There is also growing interest in how regenerative treatments influence cellular behaviour. Techniques that stimulate repair responses within the dermis, encourage vascular support or influence stem cell activity are increasingly being explored not just for cosmetic outcomes but for their role in maintaining tissue function. While it would be premature to position any single intervention as altering the course of ageing, the direction of research reflects a broader shift. The goal is no longer simply to smooth or lift. It is to support the biological systems that allow the skin to maintain itself.
The same principle applies to long-term skin health strategies. Monitoring structural changes over time, identifying early signs of barrier decline, pigment instability or vascular change through tools like VISIA consultations, and intervening in a measured way aligns with the idea that ageing is cumulative and gradual. The earlier the tissue environment is supported, the more likely repair pathways are to remain responsive.
Perhaps the most important takeaway is not that ageing can be reversed, but that it can be influenced. The trajectory is shaped by cumulative exposures, biological resilience and how effectively repair systems continue to function. Skin sits at the centre of this interaction. It records the past, responds in the present and reflects the balance between damage and repair over time.
Seen in this light, caring for the skin becomes less about chasing change and more about supporting function. The skin is a tissue that renews itself continuously, communicates with immune and metabolic systems, and adapts to stress. Supporting that adaptability is a long-term process, not a single intervention.

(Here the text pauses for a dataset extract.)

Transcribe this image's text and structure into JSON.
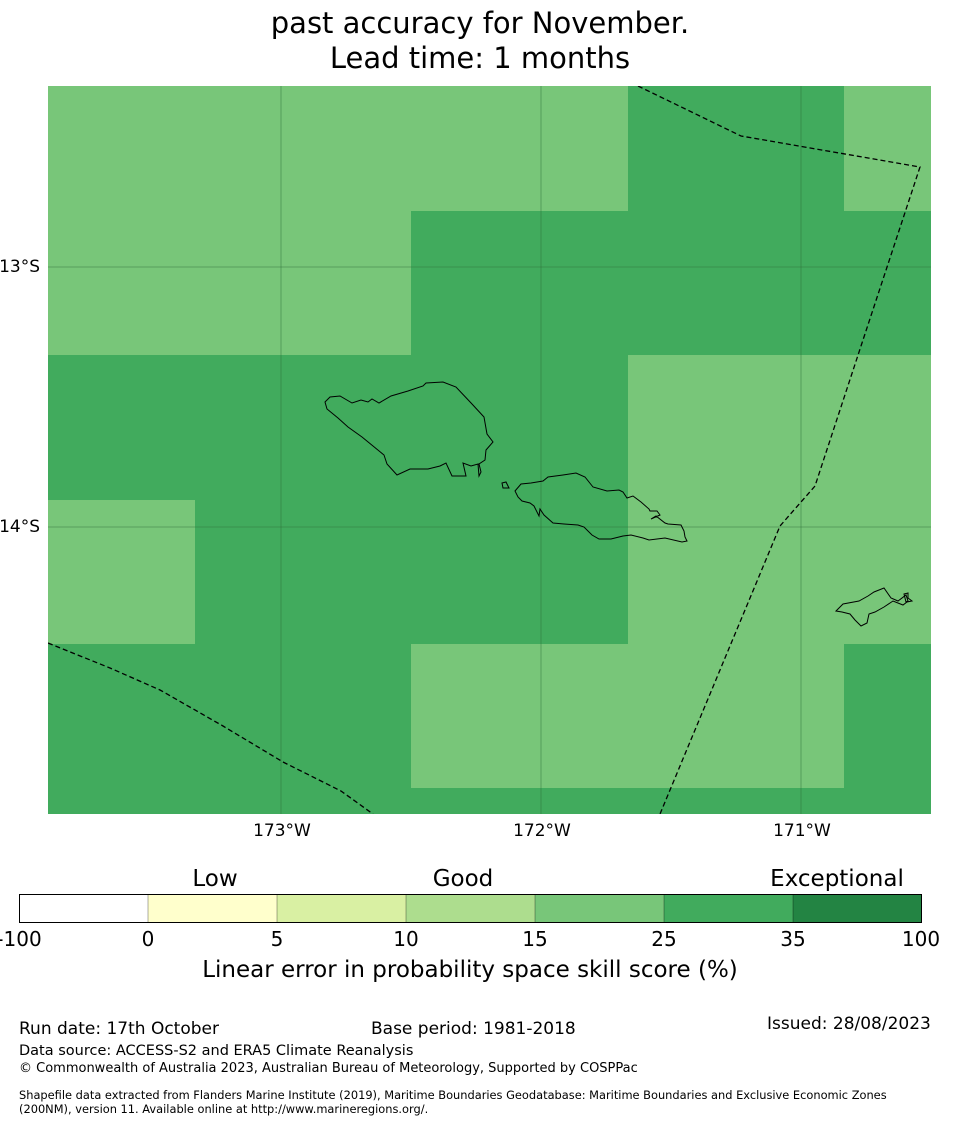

This perspective aligns closely with a consultation-led, medically grounded approach to skin care. Understanding how a patient’s skin behaves, how it responds to stress, and how its structure is changing over time allows for more considered decisions. Treatments can then be chosen not simply to address a visible concern, but to support the tissue in a way that aligns with its biology.
The science of ageing is still evolving. Many of the pathways described in the review are being actively investigated, and the connections between skin and systemic ageing are not yet fully mapped. What is already clear, however, is that skin is far more than a passive surface. It is an active biological organ, shaped by time, environment and internal physiology, and deeply connected to the wider processes that influence how the body ages.
Understanding that relationship shifts the conversation. The skin becomes a visible expression of resilience, repair and adaptation. Looking after it becomes part of a broader strategy for maintaining health over time.
Reference
Furman et al. Skin health and biological ageing. Nature Aging 2025;5:1195-1206.